Kredyt pod inwestycje
2011-04-20 09:47
Przeczytaj także: Karta kredytowa czy kredyt gotówkowy?
- Jedną z większych zalet naszego rozwiązania jest duży wybór aktywów, które mogą stanowić zabezpieczenie oraz szybki dostęp do gotówki, bez konieczności przedstawiania zaświadczeń o dochodach – tłumaczy Agnieszka Pałasz-Jurczak z Deutsche Bank PBC.
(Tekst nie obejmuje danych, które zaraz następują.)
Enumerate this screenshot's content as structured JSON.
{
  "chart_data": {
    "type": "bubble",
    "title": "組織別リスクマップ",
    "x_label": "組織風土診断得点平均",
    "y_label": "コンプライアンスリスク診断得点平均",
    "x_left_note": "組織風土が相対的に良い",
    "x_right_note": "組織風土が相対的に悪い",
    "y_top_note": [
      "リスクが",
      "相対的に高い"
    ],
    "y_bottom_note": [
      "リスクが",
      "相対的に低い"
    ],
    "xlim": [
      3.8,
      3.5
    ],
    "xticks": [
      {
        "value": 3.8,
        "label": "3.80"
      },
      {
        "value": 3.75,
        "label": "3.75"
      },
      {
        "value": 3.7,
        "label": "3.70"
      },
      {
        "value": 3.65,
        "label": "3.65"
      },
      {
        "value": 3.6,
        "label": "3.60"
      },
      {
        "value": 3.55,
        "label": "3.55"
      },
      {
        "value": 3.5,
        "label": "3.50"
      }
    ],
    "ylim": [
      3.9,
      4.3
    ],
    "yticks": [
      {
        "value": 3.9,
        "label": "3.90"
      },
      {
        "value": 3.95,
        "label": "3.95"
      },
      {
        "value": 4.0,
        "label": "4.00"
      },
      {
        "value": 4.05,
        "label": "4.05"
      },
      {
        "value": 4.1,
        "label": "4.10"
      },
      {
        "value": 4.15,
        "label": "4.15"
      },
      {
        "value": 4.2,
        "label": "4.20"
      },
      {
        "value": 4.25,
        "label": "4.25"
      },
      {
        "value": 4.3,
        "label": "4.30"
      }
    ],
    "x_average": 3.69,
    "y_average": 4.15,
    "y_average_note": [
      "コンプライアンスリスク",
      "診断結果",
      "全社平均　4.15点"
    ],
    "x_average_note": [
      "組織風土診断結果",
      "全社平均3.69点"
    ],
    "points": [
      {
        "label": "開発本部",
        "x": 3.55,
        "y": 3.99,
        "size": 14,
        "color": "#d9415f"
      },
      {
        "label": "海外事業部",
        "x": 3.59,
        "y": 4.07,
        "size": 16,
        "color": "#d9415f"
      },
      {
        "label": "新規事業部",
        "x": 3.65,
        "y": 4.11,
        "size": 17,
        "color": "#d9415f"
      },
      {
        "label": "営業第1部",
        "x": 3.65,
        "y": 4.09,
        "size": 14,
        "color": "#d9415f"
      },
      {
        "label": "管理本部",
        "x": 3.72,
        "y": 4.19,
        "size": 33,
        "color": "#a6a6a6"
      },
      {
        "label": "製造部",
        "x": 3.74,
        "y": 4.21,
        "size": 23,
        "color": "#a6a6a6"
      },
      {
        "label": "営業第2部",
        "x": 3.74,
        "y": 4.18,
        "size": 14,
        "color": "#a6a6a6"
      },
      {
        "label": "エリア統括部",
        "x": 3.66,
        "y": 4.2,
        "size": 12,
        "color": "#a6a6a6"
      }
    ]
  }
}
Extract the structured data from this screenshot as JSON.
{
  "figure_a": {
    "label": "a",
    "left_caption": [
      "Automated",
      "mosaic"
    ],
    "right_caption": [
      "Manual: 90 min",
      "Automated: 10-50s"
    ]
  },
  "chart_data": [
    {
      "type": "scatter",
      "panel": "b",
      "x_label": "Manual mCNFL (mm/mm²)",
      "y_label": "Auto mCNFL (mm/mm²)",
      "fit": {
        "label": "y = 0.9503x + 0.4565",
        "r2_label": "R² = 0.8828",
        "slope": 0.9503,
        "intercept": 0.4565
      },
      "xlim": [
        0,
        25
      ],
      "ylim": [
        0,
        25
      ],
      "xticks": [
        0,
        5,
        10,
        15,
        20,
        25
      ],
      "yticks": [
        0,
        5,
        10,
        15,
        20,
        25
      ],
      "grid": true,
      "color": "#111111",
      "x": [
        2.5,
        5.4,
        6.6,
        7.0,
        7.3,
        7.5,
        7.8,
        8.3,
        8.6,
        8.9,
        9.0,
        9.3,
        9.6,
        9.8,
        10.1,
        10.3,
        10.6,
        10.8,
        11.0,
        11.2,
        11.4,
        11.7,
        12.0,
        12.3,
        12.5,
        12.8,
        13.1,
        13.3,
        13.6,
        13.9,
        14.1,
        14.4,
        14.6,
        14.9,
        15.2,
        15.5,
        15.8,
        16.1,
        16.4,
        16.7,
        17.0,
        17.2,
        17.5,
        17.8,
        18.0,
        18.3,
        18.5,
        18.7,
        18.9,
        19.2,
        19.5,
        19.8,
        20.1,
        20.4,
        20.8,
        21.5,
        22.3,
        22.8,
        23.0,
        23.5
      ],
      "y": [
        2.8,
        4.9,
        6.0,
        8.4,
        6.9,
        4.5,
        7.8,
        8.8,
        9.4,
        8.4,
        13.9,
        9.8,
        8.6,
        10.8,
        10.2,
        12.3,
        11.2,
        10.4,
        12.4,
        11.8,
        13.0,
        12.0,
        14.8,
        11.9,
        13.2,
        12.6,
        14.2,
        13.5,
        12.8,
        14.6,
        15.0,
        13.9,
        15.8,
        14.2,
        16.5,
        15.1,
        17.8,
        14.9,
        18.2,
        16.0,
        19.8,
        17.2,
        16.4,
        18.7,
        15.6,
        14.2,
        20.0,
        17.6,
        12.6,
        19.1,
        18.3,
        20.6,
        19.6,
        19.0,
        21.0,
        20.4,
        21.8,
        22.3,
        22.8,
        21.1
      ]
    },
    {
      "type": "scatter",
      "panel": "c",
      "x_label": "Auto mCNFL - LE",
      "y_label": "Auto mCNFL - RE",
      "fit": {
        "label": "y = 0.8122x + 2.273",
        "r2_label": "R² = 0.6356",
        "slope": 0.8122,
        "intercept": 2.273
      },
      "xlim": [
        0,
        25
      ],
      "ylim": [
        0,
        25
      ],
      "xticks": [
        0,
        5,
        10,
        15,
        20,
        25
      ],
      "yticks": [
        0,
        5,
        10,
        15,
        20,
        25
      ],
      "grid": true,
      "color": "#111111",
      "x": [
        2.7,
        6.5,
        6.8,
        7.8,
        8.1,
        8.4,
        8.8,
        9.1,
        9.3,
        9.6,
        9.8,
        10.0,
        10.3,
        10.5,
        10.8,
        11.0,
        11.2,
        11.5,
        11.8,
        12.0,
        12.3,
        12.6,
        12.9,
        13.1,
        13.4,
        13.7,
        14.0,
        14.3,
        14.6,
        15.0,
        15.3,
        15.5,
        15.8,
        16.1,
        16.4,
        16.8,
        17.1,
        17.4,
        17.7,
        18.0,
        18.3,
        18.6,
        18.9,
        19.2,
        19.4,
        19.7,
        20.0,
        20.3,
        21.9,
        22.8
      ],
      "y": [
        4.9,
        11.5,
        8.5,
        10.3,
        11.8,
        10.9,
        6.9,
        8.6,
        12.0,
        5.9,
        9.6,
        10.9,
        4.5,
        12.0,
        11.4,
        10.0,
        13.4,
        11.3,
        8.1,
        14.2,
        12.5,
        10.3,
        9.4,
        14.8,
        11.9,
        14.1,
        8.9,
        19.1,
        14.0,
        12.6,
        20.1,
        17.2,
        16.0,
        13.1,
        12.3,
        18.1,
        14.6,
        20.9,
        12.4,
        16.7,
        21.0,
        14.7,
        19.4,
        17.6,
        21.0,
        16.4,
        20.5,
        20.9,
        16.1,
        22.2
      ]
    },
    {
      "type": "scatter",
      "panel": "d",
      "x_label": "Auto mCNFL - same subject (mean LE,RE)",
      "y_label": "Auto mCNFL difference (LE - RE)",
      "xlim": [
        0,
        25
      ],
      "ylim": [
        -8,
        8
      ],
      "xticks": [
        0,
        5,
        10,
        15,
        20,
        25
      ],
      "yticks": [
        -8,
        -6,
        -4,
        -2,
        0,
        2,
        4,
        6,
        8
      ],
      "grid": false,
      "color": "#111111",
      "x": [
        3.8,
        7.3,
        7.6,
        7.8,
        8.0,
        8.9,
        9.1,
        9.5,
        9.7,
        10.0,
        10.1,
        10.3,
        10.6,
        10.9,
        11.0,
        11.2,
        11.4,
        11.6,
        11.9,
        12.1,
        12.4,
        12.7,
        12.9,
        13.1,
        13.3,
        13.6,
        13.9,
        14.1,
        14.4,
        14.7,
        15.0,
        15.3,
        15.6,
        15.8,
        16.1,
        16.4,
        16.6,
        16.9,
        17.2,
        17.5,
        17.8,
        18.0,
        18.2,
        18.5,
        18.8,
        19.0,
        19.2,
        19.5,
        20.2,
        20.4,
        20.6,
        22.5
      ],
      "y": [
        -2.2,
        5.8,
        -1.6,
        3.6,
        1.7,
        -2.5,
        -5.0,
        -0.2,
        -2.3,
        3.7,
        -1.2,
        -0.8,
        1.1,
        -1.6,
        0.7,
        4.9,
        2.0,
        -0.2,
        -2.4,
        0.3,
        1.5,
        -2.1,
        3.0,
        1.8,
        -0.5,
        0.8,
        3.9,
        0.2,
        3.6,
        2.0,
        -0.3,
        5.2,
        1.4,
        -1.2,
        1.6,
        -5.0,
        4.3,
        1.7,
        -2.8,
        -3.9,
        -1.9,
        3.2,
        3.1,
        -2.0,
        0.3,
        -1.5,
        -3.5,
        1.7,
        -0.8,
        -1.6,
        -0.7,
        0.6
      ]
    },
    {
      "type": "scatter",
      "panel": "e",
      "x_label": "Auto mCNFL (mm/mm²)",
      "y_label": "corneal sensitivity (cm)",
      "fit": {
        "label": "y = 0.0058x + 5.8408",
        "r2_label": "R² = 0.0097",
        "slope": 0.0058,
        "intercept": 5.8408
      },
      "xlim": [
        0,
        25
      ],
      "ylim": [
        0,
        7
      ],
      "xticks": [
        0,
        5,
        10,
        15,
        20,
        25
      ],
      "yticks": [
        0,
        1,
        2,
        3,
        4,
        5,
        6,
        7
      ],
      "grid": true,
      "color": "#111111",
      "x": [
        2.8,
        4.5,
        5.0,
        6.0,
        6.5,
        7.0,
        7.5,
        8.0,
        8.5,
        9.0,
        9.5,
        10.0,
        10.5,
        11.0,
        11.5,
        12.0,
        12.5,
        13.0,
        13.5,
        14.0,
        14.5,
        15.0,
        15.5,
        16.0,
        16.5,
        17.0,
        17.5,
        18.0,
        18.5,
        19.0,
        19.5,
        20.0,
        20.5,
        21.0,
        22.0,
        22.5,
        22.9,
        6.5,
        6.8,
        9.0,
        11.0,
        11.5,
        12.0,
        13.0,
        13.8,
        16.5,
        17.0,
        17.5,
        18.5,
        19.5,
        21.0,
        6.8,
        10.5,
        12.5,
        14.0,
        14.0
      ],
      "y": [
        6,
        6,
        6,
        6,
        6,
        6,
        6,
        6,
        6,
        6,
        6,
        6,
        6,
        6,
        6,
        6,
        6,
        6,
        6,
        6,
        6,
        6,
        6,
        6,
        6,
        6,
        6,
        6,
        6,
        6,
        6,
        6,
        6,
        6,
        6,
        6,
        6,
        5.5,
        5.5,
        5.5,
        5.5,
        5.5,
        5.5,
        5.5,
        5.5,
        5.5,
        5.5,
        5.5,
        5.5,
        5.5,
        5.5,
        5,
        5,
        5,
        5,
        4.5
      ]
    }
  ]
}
Poniżej przedstawiamy dwie symulacje, które na podstawie historycznych wyników dwóch funduszy inwestycyjnych pokazują, jak umiejętnie można wykorzystać kredyt pod aktywa do zwiększenia zysków.
Sytuacja I: Wykorzystanie kredytu pod aktywa do zwiększenia inwestycji
Klient A ponad rok temu, 9 lutego 2010 roku posiadał jednostki Funduszu UniStabilny Wzrost o wartości 100 tys. zł. W ciągu roku wartość tej inwestycji wzrosła o 15 proc., więc po odliczeniu opłat i podatku, klient zarobił na inwestycji 11 651 zł.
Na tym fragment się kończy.